Ryanair answered two-thirds of the questions wrongly. One staff member was unable to tell Which? what a package was, claiming “because the hotel was provided by a third party, it doesn’t count as a package”. However, the “third party” the hotel was booked through was Ryanair Rooms, and the flight and hotel were part of the same transaction.
Which? surveyed seven companies, with Trailfinders coming top of the list, answering 12 of 15 questions correctly. Below it, Expedia scored 11 correct answers, with British Airways Holidays, Lastminute.com and Travel Republic all managing eight correct answers.
Only Expedia agents were able to correctly define a Linked Travel Arrangement, but they failed to mention its limitations, with Which? warning: “There’s no cover if something goes wrong or your holiday is not as it was described in the brochure.”
Which? said ignorance of the rules meant firms “are putting travellers at risk of missing out on crucial holiday protections”.

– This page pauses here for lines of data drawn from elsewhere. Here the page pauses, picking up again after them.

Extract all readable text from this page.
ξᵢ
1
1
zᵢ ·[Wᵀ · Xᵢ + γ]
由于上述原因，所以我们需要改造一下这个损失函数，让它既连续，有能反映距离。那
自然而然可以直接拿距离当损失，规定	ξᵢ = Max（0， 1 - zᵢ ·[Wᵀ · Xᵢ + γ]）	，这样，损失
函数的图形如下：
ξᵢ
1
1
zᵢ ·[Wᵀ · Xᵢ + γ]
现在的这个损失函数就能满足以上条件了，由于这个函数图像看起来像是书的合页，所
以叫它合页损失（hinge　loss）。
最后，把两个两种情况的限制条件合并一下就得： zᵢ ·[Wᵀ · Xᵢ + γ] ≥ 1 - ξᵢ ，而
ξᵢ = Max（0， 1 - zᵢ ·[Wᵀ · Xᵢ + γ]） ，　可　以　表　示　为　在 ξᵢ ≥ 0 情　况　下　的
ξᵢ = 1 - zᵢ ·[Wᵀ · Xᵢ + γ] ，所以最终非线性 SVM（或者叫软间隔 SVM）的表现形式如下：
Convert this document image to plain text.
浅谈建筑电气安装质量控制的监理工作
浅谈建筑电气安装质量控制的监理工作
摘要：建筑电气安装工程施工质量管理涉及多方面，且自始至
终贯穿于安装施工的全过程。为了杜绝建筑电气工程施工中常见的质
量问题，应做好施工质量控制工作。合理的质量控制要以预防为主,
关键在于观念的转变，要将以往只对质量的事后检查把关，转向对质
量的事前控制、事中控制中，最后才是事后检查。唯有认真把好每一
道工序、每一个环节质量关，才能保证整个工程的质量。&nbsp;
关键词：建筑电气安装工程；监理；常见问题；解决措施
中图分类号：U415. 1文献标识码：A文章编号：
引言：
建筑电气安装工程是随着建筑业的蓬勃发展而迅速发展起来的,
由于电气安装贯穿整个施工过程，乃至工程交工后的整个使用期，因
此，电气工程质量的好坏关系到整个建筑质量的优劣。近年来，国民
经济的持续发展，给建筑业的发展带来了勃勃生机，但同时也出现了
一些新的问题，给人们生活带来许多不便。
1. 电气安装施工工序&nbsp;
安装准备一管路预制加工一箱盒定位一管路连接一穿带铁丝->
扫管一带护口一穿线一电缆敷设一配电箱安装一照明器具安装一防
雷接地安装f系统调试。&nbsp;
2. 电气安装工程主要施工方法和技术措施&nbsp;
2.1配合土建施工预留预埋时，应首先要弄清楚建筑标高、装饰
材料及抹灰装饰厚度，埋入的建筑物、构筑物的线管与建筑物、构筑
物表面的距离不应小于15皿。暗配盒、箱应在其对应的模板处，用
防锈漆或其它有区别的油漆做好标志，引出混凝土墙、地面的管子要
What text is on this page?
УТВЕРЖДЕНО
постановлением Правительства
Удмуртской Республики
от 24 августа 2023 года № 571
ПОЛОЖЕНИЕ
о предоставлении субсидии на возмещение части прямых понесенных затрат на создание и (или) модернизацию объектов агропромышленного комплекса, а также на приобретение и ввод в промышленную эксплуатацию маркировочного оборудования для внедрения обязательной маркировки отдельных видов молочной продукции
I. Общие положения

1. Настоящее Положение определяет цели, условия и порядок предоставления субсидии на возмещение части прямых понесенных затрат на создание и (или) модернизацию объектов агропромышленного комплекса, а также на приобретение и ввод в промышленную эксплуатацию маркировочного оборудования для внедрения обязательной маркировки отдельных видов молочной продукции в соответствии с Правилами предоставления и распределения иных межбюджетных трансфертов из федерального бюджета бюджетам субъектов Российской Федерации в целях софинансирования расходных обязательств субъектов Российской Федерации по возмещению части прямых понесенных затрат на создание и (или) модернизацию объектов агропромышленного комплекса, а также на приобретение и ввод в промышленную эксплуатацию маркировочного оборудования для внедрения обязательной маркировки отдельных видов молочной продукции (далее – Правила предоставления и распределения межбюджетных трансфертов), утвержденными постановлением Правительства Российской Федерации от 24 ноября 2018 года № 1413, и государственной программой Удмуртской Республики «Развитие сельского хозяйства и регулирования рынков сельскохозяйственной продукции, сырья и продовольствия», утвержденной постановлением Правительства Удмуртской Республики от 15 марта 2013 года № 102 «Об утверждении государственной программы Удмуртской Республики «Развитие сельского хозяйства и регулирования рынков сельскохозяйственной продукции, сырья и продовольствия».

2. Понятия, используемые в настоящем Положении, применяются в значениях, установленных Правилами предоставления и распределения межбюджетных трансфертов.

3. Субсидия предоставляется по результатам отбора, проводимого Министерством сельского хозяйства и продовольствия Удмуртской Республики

EDreams told the magazine it would review its training materials and internal processes. Ryanair did not respond to requests for comment from Which? or TTG.
The magazine said: “The new Package Travel Regulations may be complicated, but the fact Trailfinders managed to get most of the answers right is proof that the advice given can be correct, and that other companies need to carry out urgent training.
"We’ve presented our findings to the Department for Business, Energy & Industrial Strategy, which is reviewing the regulations."
Which? has also shared the results with the CAA, urging it to take action against companies “that are regularly misleading people about how well their holiday is protected, including those claiming to have an Atol licence when they don’t”.